There’s the old — and still good — maxim in sales, follow the money. As sales people, we continue to chase the money. We’re measured on revenue, our job is to grow revenue, we focus on orders.
When we qualify opportunities, one of the key things we look for is funding. Do they have the budget? Are they willing to obtain the funding? If the answer to this is “Yes,” along with our other criteria, it’s like a shark smelling blood–we’re off–we want to win the deal, we’re going to compete and get the order, get the revenue.
Hold on a moment — is the fact that they have money — that if we win we will get revenue — enough?
Will the revenue we get, should we win be good revenue or is it bad revenue?
“Hold on Dave, I think you’ve written one post too many! Revenue is revenue, we need it, we’re going to get it.”
Well all revenue is not created equal. We have to focus our efforts on generating good revenue, but what is good revenue?
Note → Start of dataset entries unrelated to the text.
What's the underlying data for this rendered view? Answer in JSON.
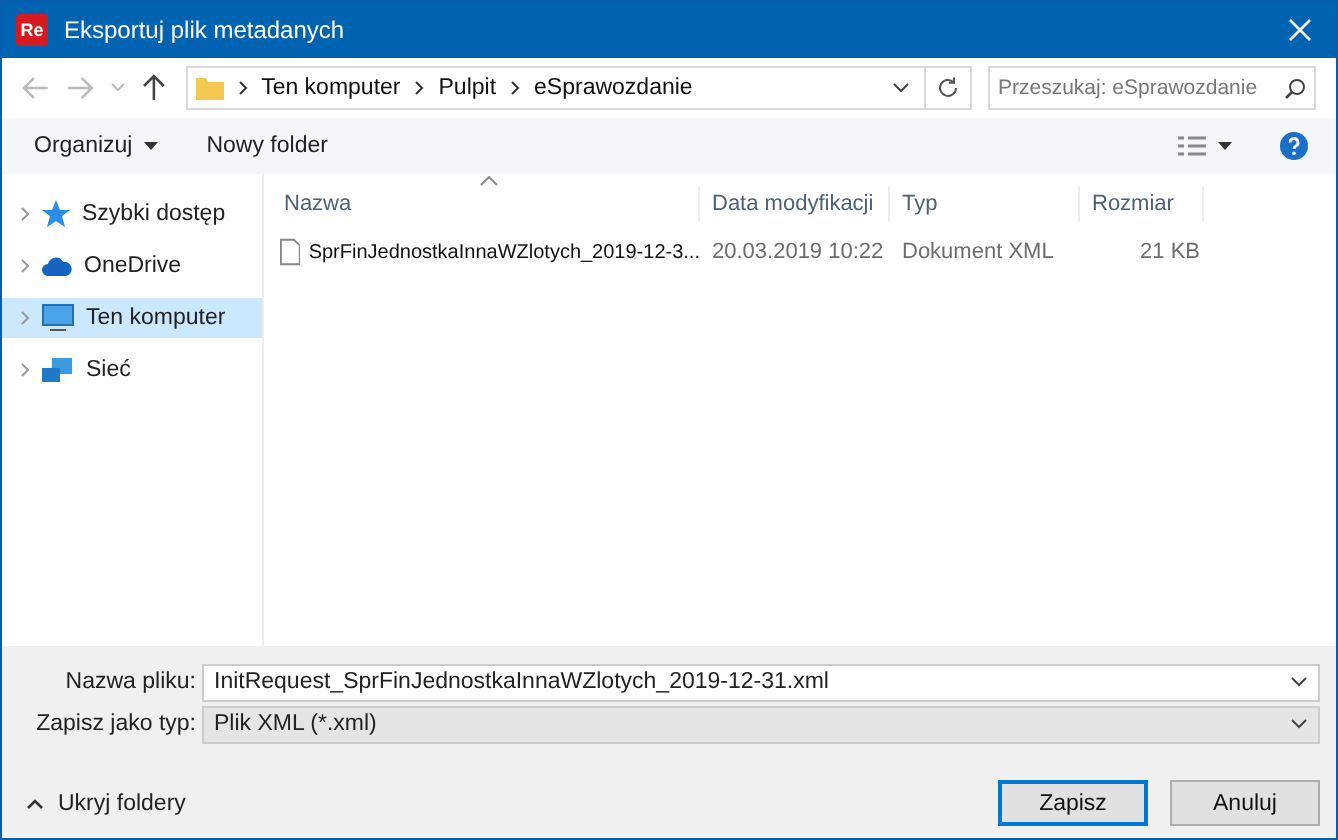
{
  "window": {
    "title": "Eksportuj plik metadanych",
    "app_badge": "Re"
  },
  "address": {
    "path": [
      "Ten komputer",
      "Pulpit",
      "eSprawozdanie"
    ]
  },
  "search": {
    "placeholder": "Przeszukaj: eSprawozdanie"
  },
  "toolbar": {
    "organize": "Organizuj",
    "new_folder": "Nowy folder"
  },
  "sidebar": {
    "items": [
      {
        "label": "Szybki dostęp",
        "kind": "star",
        "selected": false
      },
      {
        "label": "OneDrive",
        "kind": "cloud",
        "selected": false
      },
      {
        "label": "Ten komputer",
        "kind": "pc",
        "selected": true
      },
      {
        "label": "Sieć",
        "kind": "network",
        "selected": false
      }
    ]
  },
  "table": {
    "columns": [
      "Nazwa",
      "Data modyfikacji",
      "Typ",
      "Rozmiar"
    ],
    "rows": [
      {
        "name": "SprFinJednostkaInnaWZlotych_2019-12-3...",
        "modified": "20.03.2019 10:22",
        "type": "Dokument XML",
        "size": "21 KB"
      }
    ]
  },
  "save": {
    "filename_label": "Nazwa pliku:",
    "filename": "InitRequest_SprFinJednostkaInnaWZlotych_2019-12-31.xml",
    "type_label": "Zapisz jako typ:",
    "type": "Plik XML (*.xml)"
  },
  "hide_folders": "Ukryj foldery",
  "buttons": [
    "Zapisz",
    "Anuluj"
  ]
}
Good revenue has a number of characteristics: First, it’s profitable. It’s from a deal where we can make the customer happy–we can solve their problem, we help them achieve the results we had committed. It’s revenue from a customer we can support — reasonably and profitably. It’s revenue we can build on — with the customer directly, getting more business from them. We also build on that revenue with other customers—using the original customer as a reference within the industry or neighborhood. Or they might even give us referrals. It’s revenue that helps us grow and get stronger — in our markets, and with our solutions. The customer is in our sweet spot, the orders from them enable us to reinforce and grow our position.
Bad revenue drains and diverts us. It’s the order where the customer has expectations we can’t possibly satisfy. Or we may have to commit a huge amount of resources to satisfy them. It may be from customers that require too much time, too much hand holding, and attention to keep happy. It’s revenue from that “customer from hell.” It’s revenue we can never leverage — we can’t use the customer as references, it doesn’t enable us to grow our visibility share and presence in the markets. It’s revenue from customers we can’t learn from. It’s revenue from that deal where we priced our solution way too low — only to win the business. It’s revenue way from outside our sweet spot — unless we’ve done it consciously to learn how to enter new markets.
Don’t get me wrong — sometimes we need revenue badly, we have to take bad revenue, but we must do it with our eyes wide open, understanding what we are doing, why we are doing it, and what risks we are undertaking. But to maximize performance, profitability, and growth, we need to be focusing on good revenue. Revenue that works as a multiplier for our efforts and those of our company. Revenue that represents opportunity beyond the order itself.
Focusing on good revenue needs to be part of our qualification criteria. We need to inspect the customer and the opportunity up front, asking, if we win this business, does it represent good revenue for us? If it doesn’t, do we want to chase it. Do we want to go to our manager saying, “The good news is we got the order, the bad news is we got the order.”